The National Institutes of Health is awarding $18.9 million towards research that aims to accelerate the use of genome sequencing in clinical care…

NIH genome

The National Institutes of Health (NIH) is awarding $18.9 million towards research that aims to accelerate the use of genome sequencing in clinical care.

The new awards will generate innovative approaches and best practices to ensure that the effectiveness of genomic medicine can be applied to all individuals and groups, including diverse and underserved populations, and in healthcare settings that extend beyond academic medical centres.

The research is being funded as part of the Clinical Sequencing Evidence-Generating Research (CSER2) Consortium. CSER2 builds upon the Clinical Sequencing Exploratory Research (CSER) Consortium, initiated in 2010 and funded by the National Human Genome Research Institute (NHGRI) and the National Cancer Institute (NCI), both part of NIH. The new grants will support the development of methods needed to integrate genome sequencing into the practice of medicine, improve the discovery and interpretation of genomic variants, and investigate the impact of genome sequencing on healthcare outcomes.

“CSER’s initial goal was more exploratory in nature to see if we could, in fact, integrate genome sequencing into clinical care,” said Dr Lucia Hindorff, a program director in NHGRI’s Division of Genomic Medicine. “The exploratory focus allowed each site to develop its own approach. Working together, CSER investigators were effective in identifying common challenges and opportunities for advancing this integration.”

With this new round of funding, CSER2 investigators will continue the effort to generate evidence for the usefulness of genome sequencing in clinical care, but with a focus on diverse and underserved individuals. To that end, NHGRI and NCI have partnered with the National Institute on Minority Health and Health Disparities (NIMHD) to improve processes for recruiting and retaining patients to participate in research from diverse racial and ethnic groups, as well as from currently understudied clinical healthcare settings where genomic medicine could potentially be put into practice.

“Engaging patient populations that are traditionally underrepresented in genomics research, coupled with the inclusion of broader types of healthcare settings, will enrich the data that result from CSER2,” said Dr Regina Smith James, director of Clinical and Health Services Research at NIMHD.

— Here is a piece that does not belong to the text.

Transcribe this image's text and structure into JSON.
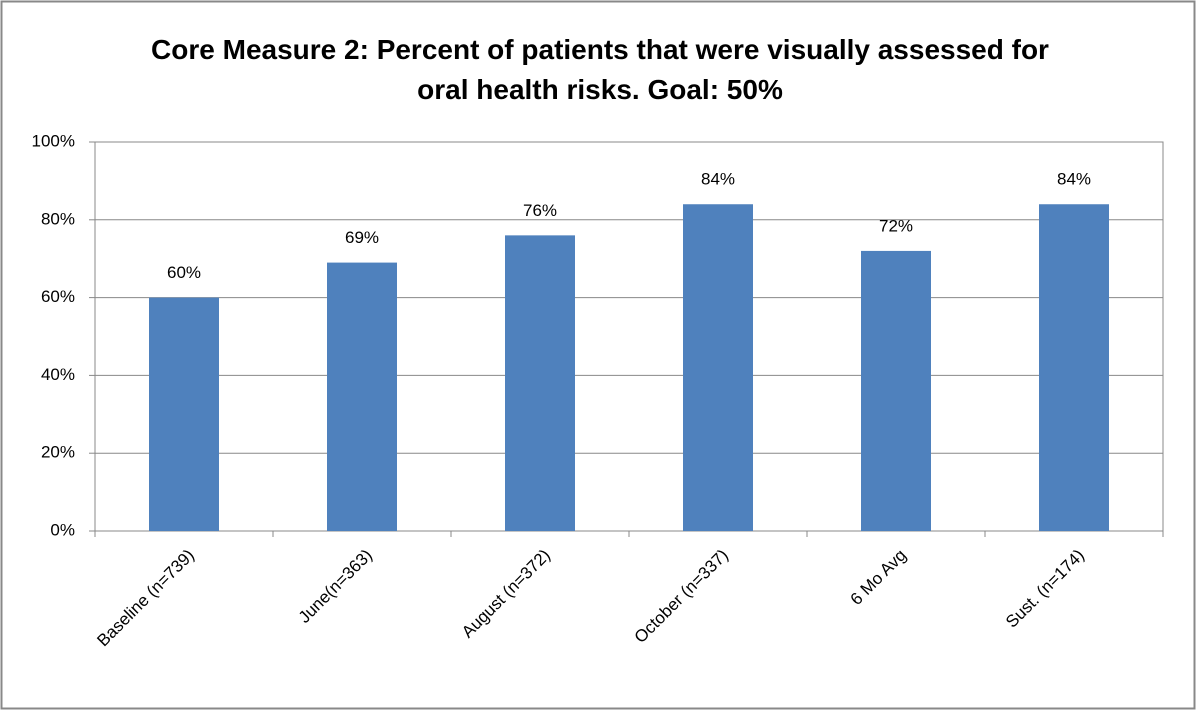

CSER2 is awarding grants to six clinical sites and one coordinating centre, with the awards planned for a total of four years. CSER2 will also continue to include collaborators such as those from the NHGRI Intramural ClinSeqÒ study. The clinical sites – all with a goal of recruiting at least 60 percent of participants from diverse or underserved settings – will include research that covers geographical areas from the racially diverse populations in Houston, to the underrepresented minority populations in Harlem and the Bronx in New York.

Each project will address additional areas that will be common across CSER2 sites, such as the effectiveness of treatment decisions; patient and familial response to genomic testing; patient-provider-laboratory interactions that influence the use of genome sequencing; and integrating genomic, clinical and healthcare data to build a shared evidence base for clinical decision making.

With the help of the coordinating centre, which assures the organisation and logistical support to stimulate synergies among the six individual projects, CSER2 will continue to develop and enhance the evidence base required to bring genome sequencing to non-academic clinical settings, as well as to diverse patient groups.